The degrees of freedom here is (2-1)(3-1) = 2. The largest value in Table G for 2 d.f. is 15.20, corresponding to a significance level of 0.0005. Therefore, the P-value if < 0.0005, and there is a significant difference.

6. [20 points] Below is the 5 number summary of the age of marriage of the women in the data set described in the previous problem.

Five Number Summary:
Min       Q1        Med       Q3       Max
16        22         24       27        52

(a) Sketch a (density) histogram of the age of marriage using the available information.

Solution.
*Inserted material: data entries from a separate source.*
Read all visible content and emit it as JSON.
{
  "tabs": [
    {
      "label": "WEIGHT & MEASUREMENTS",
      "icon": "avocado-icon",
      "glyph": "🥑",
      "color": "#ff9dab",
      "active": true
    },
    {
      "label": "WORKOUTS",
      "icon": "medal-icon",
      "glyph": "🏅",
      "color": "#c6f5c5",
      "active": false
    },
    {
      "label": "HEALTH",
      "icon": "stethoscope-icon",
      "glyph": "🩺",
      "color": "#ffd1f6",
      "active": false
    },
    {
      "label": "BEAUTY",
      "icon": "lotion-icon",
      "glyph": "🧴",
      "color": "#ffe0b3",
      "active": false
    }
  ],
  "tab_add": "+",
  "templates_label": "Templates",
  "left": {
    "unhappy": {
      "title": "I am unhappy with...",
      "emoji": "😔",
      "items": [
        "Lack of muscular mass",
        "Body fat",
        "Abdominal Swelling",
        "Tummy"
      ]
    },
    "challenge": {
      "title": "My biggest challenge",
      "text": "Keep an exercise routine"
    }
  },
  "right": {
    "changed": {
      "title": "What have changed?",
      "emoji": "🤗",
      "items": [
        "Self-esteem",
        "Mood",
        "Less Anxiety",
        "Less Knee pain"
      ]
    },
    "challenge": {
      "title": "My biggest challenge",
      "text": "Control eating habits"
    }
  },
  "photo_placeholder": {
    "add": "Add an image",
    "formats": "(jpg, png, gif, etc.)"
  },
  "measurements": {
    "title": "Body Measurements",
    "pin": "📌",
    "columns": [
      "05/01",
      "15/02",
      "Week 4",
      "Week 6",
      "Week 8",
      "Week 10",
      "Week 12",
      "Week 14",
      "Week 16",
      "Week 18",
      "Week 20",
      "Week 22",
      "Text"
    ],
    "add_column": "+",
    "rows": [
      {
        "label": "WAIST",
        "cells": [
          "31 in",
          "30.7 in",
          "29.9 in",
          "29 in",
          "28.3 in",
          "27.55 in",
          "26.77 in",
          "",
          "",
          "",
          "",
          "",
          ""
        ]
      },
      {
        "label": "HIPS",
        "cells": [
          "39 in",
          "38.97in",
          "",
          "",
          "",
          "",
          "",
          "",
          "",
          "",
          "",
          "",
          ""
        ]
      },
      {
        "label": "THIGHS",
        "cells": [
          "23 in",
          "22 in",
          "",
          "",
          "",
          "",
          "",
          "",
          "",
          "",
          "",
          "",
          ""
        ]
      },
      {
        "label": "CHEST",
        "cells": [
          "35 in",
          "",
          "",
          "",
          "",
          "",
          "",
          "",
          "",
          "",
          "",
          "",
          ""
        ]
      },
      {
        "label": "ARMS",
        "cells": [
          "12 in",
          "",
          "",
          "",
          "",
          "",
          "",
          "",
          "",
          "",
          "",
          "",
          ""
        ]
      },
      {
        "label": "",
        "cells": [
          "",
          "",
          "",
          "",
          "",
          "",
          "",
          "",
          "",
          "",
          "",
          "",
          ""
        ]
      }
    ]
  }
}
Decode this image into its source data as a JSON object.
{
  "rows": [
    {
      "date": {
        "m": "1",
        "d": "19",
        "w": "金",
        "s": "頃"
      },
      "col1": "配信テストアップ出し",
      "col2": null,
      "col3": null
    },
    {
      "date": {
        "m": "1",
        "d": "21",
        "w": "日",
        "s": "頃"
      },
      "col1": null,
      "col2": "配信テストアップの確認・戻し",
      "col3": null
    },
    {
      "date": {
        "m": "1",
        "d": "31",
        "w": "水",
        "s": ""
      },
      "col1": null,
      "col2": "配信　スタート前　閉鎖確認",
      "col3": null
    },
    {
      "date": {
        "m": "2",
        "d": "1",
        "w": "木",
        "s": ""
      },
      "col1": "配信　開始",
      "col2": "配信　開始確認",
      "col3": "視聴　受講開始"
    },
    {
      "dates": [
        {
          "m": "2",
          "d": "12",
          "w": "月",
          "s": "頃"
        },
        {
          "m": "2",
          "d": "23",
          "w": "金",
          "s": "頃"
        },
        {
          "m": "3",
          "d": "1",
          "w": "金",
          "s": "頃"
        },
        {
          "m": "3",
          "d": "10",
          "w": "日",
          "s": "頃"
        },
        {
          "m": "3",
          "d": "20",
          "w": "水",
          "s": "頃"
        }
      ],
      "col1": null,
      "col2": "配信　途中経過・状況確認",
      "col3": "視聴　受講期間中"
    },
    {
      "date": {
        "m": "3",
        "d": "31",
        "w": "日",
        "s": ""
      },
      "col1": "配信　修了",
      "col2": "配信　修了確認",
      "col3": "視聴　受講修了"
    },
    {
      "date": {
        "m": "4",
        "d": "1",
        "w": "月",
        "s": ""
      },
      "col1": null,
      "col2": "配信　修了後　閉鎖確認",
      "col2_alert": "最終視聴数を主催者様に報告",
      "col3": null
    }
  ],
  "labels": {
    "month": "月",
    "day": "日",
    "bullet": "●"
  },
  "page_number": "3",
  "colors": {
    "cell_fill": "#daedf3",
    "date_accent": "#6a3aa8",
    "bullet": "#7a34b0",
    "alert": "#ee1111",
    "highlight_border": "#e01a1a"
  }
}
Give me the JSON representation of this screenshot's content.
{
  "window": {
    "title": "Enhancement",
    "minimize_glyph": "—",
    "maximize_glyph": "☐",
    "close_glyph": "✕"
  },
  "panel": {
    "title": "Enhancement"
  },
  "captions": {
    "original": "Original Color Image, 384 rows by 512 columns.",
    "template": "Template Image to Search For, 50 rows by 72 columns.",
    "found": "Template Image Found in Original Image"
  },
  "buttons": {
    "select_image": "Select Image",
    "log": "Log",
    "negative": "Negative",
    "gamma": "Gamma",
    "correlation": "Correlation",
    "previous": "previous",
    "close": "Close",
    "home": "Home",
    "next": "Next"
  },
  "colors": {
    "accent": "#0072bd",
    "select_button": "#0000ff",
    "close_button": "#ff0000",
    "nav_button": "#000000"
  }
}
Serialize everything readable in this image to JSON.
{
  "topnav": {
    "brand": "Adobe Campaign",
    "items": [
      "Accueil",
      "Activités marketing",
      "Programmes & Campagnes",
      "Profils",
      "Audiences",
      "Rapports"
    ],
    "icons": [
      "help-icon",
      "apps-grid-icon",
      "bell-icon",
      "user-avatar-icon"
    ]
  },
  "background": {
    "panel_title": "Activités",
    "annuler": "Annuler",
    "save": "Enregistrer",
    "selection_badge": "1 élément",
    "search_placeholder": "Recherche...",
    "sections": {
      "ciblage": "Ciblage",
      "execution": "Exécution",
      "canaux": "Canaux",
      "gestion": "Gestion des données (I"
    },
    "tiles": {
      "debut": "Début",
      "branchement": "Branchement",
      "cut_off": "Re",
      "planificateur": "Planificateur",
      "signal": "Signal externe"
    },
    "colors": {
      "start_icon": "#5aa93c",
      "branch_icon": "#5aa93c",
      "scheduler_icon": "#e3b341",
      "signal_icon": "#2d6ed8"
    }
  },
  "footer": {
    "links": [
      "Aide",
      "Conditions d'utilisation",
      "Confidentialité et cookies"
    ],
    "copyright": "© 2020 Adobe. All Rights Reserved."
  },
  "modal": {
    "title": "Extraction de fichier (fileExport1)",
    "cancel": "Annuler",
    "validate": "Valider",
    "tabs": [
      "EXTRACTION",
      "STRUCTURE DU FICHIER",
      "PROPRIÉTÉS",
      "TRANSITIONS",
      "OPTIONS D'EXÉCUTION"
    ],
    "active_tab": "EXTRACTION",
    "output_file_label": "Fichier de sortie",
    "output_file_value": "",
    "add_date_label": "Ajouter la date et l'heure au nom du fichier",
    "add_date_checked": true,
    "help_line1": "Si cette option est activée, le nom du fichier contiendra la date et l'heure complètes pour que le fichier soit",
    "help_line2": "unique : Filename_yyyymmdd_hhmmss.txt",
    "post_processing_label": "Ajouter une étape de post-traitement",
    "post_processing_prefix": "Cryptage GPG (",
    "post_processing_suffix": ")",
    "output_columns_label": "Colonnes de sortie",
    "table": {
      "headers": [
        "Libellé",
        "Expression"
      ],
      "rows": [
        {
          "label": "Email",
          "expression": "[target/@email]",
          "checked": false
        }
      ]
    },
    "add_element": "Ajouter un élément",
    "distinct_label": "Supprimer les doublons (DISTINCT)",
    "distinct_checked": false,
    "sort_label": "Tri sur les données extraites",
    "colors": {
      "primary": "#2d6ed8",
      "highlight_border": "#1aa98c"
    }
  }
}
The histogram is floating around on some page.

  

Figure 1: Histogram for Problem 6.

(b) Which of the following do you think is probably true about these data: the mean and median are about the same; the mean is somewhat greater than the median; the mean is somewhat less than the median. Explain your answer.

Solution. The histogram shows the distribution to be quite skewed to the right. So we expect the mean to be bigger than the median.

7. [25 points] A baseball player has a lifetime record of making hits in 30% of his ``at-bats'' (that is, his batting average is .300). In the first playoff game, he has 7 at-bats (the game went 19 innings) but makes only 1 hit. The player is depressed about this and fears he is in a slump but the coach says it is just chance variation.

(a) State some more or less reasonable assumptions that will allow you to compute a probability that the player makes 1 or fewer hits in 7 attempts, and compute that probability.

Solution. Assume that whether he makes a hit is independent between the at-bats, and the probability is always .3 for a hit on a single given at-bat. Then, the number of hits in 7 at-bats is a B(7,.3) random variable. The probability of or 1 hits by Table B is

$$0.0824 + 0.2471 \; = \; 0.3295 .$$

(b) Comment on the validity of the coach's claim that the player's performance in the first playoff game is chance variation.

Solution. There is about a 1 in 3 chance that in 7 at bats the player will get 1 or 0 hits, under our assumptions, so it is not uncommon. The coach could be right.